Un mois après la correspondance de la présidente du CRPOS qui est restée lettre morte, des députés du parti de l’Istiqlal ont émis une proposition d’amendement de l’article 29 de la Loi 17-04 portant Code du médicament et de la pharmacie. Cette proposition prévoit d’autoriser les pharmaciens à pratiquer la substitution par un générique moins cher.

Sachant que la substitution bien encadrée est de mise dans la plupart des pays et que la pratique officinale doit évoluer en permanence pour améliorer l’accessibilité aux médicaments, la plupart des pharmaciens ont été surpris par un communiqué émanant d’une représentation syndicale de médecins assimilant à tort le remplacement d’une marque commerciale par une autre à de l’exercice illégal de la médecine.

Ce communiqué et les échanges sur les réseaux sociaux qu’il a déclenchés ont malheureusement réveillé de vieux démons qui ont rapidement fait voler en éclats l’ambiance amicale et confraternelle qui prévalait entre les deux corporations.

Bien évidemment, personne ne peut remettre en question les exigences des médecins quand elles sont bien fondées.

En effet, une enquête à visée descriptive sur l’utilisation des antibiotiques génériques ayant inclus, en 2010, quelque 114 médecins généralistes exerçant dans le secteur public au niveau de la préfecture de Marrakech [3], a révélé que les médecins qui «ne semblent pas opposés à l’utilisation des médicaments génériques», veulent «des preuves scientifiques attestant la qualité des génériques». Ils ont également besoin d’un répertoire officiel de groupes génériques.

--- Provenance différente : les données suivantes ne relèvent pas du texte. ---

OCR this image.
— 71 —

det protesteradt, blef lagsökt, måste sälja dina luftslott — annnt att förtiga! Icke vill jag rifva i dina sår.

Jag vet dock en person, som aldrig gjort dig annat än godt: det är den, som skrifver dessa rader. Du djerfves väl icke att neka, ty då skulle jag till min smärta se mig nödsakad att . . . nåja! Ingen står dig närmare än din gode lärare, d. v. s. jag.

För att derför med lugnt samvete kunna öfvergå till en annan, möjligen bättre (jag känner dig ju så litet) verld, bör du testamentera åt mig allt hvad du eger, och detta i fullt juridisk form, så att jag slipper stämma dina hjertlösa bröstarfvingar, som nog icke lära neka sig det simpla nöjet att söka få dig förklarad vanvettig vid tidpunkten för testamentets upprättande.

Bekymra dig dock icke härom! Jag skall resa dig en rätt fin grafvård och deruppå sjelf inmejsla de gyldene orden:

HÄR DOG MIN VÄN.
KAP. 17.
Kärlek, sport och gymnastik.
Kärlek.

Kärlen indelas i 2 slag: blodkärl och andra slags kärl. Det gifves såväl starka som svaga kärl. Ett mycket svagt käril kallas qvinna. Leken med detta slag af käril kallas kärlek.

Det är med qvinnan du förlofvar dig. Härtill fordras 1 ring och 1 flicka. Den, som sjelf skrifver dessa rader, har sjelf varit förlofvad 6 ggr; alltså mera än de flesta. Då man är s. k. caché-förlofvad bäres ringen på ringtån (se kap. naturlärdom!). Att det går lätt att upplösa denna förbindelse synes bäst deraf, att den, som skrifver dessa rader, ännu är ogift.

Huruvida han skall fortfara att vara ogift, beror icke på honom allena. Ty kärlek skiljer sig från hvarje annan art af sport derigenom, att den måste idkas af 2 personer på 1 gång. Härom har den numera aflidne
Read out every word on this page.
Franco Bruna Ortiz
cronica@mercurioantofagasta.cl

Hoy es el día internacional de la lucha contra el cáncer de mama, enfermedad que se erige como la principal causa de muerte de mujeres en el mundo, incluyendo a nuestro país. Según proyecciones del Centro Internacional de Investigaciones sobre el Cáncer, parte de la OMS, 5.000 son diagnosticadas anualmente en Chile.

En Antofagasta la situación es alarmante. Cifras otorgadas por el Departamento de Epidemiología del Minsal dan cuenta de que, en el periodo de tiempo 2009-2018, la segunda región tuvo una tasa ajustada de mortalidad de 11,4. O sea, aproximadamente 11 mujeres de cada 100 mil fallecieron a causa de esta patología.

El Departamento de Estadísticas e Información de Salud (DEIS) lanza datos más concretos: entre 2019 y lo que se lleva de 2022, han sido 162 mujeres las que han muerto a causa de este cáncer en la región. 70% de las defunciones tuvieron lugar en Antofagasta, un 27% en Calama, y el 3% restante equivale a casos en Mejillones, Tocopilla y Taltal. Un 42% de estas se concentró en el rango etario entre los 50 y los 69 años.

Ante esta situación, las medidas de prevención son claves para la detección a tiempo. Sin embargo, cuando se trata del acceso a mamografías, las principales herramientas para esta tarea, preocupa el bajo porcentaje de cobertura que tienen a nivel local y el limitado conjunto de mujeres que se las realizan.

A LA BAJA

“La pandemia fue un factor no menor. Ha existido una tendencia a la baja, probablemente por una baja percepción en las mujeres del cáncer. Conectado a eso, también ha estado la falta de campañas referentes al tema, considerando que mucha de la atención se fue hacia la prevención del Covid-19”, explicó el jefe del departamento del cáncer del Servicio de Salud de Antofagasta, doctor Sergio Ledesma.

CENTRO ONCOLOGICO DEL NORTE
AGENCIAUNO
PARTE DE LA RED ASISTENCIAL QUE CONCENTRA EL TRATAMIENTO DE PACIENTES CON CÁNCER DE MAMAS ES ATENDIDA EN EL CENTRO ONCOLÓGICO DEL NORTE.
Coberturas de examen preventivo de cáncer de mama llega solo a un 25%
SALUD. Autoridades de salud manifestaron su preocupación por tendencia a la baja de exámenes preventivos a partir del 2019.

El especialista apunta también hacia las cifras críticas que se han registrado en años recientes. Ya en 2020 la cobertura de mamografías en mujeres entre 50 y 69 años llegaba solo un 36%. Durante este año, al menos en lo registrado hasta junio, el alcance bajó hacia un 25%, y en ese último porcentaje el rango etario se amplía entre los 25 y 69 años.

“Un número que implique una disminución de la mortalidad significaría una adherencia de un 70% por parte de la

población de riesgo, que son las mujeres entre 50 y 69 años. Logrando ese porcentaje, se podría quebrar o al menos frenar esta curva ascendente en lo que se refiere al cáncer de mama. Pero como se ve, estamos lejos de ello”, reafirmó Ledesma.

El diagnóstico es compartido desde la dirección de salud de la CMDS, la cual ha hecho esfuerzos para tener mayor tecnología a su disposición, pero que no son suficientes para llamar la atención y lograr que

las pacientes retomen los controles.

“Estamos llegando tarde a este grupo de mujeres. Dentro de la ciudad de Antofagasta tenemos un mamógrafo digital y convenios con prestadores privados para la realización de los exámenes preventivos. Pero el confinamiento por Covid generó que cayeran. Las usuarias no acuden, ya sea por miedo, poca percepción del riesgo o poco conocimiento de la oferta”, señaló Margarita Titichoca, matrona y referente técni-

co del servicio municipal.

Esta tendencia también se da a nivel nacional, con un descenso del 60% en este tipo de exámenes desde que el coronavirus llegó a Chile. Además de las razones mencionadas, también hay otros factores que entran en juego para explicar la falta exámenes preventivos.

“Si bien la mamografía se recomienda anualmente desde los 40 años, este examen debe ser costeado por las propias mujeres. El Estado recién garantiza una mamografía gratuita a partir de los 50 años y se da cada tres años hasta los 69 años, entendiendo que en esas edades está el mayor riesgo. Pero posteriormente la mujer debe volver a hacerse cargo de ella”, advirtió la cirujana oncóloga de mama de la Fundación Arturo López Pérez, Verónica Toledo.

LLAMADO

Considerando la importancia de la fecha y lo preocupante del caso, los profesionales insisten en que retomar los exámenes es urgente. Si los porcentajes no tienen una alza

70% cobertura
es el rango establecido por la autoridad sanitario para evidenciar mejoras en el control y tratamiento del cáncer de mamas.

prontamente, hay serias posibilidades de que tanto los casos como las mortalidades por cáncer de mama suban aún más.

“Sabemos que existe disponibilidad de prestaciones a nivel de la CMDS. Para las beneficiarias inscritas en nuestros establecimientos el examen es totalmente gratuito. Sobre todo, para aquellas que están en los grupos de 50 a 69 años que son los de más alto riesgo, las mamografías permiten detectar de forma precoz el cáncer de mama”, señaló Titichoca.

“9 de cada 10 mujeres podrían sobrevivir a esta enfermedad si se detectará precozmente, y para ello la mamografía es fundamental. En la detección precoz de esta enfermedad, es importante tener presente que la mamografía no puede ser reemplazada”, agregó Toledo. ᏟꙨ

On peut aussi admettre aisément un refus de recours aux génériques quand il s’agit de médicaments à marge thérapeutique étroite (MTE) où contenant un excipient qui n'est pas toléré par le patient, mais on ne peut pas justifier le refus de substitution par une étude n’ayant jamais existé [4] et attaquer au passage la profession pharmaceutique en proférant des propos qui ont provoqué l’indignation de tous les pharmaciens.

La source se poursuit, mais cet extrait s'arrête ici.